Cette position a fait l’objet de critiques répétées (rappelées dans « sur l’étendue pratique du principe de l’unicité de l’instance, Droit social, Marie-Lucie Divialle, n° 3 p. 288 et suivantes et dans les conclusions de M. Lyon-Caen déjà citées) Ainsi, M. Soupiot (les juridictions du travail, p 624) rappelle-t-il que la Cour de cassation refuse toute distinction entre les dispositions par lesquelles il peut avoir été statué sur la première des instances et observe-t-il que cela la conduit « à assimiler extinction de l’instance et extinction de l’action » [...°] et à « une interprétation téléologique du principe de l’unicité de l’instance qui vise seulement qu’il soit statué sur le fond des prétentions des parties dans le cadre d’une seule instance », pour conclure qu’il s’agit « d’une règle dérogatoire au droit commun, qui appellerait plutôt une interprétation restrictive ».

Ces critiques ont été développées par M. l’avocat général Lyon-Caen qui avait exprimé le souhait que la chambre sociale décide que, pour recevoir application, l’article R. 561-1 du code du travail (devenu l’article L. 1452-6 du code du travail) suppose que le premier juge ait statué sur le fond des prétentions des parties.
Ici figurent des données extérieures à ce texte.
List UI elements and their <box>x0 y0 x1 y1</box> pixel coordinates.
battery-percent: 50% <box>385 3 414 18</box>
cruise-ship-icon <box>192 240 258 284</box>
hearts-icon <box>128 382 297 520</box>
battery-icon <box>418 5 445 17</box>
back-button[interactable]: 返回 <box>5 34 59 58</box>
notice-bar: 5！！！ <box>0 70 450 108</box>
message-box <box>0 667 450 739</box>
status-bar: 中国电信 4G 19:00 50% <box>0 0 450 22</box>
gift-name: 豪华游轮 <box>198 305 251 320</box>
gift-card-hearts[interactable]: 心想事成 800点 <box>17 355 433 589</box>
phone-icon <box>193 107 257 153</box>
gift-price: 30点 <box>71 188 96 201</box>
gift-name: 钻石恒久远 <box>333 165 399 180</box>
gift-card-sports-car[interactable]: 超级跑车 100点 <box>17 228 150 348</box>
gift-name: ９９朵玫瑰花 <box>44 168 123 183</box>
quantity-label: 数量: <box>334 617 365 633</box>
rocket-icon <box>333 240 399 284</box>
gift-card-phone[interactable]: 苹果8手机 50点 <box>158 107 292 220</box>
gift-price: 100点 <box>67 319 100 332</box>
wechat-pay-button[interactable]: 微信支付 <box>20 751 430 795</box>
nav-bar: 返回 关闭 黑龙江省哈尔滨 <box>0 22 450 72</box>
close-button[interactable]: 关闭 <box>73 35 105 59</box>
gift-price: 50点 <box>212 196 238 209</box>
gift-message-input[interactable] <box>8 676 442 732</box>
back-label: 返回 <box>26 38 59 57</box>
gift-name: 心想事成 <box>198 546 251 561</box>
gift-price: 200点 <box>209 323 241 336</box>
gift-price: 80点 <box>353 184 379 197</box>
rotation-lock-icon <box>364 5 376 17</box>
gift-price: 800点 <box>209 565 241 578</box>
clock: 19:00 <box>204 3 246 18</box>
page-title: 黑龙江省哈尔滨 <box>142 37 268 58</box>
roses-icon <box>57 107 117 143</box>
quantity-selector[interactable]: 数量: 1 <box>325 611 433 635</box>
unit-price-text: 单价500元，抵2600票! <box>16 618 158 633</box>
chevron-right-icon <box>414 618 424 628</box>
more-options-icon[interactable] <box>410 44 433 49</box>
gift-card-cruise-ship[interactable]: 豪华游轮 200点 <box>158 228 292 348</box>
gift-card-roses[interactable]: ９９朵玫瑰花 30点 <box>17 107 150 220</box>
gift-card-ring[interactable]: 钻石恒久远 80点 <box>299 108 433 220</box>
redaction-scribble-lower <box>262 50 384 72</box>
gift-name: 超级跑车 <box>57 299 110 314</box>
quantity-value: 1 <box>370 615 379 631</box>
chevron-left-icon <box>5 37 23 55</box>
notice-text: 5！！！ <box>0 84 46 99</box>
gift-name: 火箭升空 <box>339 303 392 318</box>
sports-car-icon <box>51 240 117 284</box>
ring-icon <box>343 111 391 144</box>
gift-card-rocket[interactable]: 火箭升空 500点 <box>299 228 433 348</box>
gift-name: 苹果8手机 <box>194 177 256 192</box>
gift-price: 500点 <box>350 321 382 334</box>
Mais elle a refusé de le suivre et, par arrêt du 12 novembre 2003 (pourvoi n° 01-41.901, Bull. 2003, V, n° 279), a réaffirmé que « la nouvelle demande, dérivant du même contrat de travail et tendant aux mêmes fins, se heurtait à la règle de l’unicité de l’instance, alors même que le jugement intervenu n’avait pas statué sur le fond mais annulé la procédure en raison de l’absence d’une mise en cause obligatoire ».

Depuis la chambre sociale s’est trouvée fréquemment confrontée aux effets draconiens de cette règle qui, lorsque la juridiction prud’homale initialement saisie n’a pas statué au fond, prive irrémédiablement une partie du droit d’obtenir la reconnaissance de ses droits en justice, et elle a tenté de l’écarter chaque fois qu’elle le pouvait (notamment Soc., 30 juin 2010, pourvoi n° 09-41.604, Soc., 1 er mars 2005, pourvoi n° 02-43.275, Bull. 2005, V, n° 76).

Estimant que cette règle dérogatoire au droit commun ne devait recevoir application que lorsqu’une décision au fond a été rendue, seule hypothèse dans laquelle les inconvénients que ce principe vise à éviter existent, la chambre sociale a donc décidé de modifier la jurisprudence réaffirmée par l’arrêt du 13 novembre 2003, qui pouvait aboutir à un véritable déni de justice, et de limiter le champ d’application de ce principe.